Saturday, April 23, 2011
Hamspree is a store that sells TV's and monitors. High priced of course. You can get TVs inserted into frames that look like cows. That kind of cute shit. I recently saw a fold up monitor that would be perfect for my baseball travels. Unfortunately, it was a Hamspree.
When the store finally did open, a leisurely ten minutes after they posted it would, there were two salesmen. What the fuck? I asked why one couldn't leave while the other manned the store? Who closes in the middle of peak customer time? The salesman said, "Well, if someone buys a big 55 inch TV we gotta get it out of the basement and it takes two people to do that." "How often do you sell those?" I asked. His answer: "That's not the point." So for the convenience of that once-in-a-blue-moon customer (can't keep him waiting ten minutes), they keep all the other potential customers out.
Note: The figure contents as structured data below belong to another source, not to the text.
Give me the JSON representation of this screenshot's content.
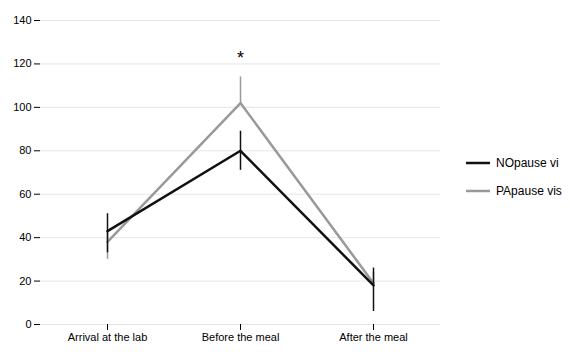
{
  "chart_data": {
    "type": "line",
    "categories": [
      "Arrival at the lab",
      "Before the meal",
      "After the meal"
    ],
    "series": [
      {
        "name": "NOpause vi",
        "color": "#111111",
        "values": [
          43,
          80,
          18
        ],
        "yerr_plus": [
          8,
          9,
          8
        ],
        "yerr_minus": [
          10,
          9,
          12
        ]
      },
      {
        "name": "PApause vis",
        "color": "#999999",
        "values": [
          38,
          102,
          19
        ],
        "yerr_plus": [
          5,
          12,
          5
        ],
        "yerr_minus": [
          8,
          0,
          0
        ]
      }
    ],
    "ylim": [
      0,
      140
    ],
    "yticks": [
      0,
      20,
      40,
      60,
      80,
      100,
      120,
      140
    ],
    "grid": true,
    "legend": "right",
    "annotations": [
      {
        "text": "*",
        "x": "Before the meal",
        "y": 120
      }
    ]
  }
}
Brilliant! Just brilliant! And again, you're paying Beverly Hills prices. This is the city that laughs at Costco. The salesman maintained that this was company policy although I question that too.
Needless to say, this sales whiz didn't have what I wanted, didn't know it existed, didn't even recognize it when I showed him a picture. And of course couldn't order it. Finally, he said, "Let me show you something close to what you want" and then proceeded to show me a TV that was so completely different from what I wanted that he might as well have shown me a toaster.
When it comes to Hannspree -- the inventory, prices, sales staff, and company policy is OUT TO LUNCH.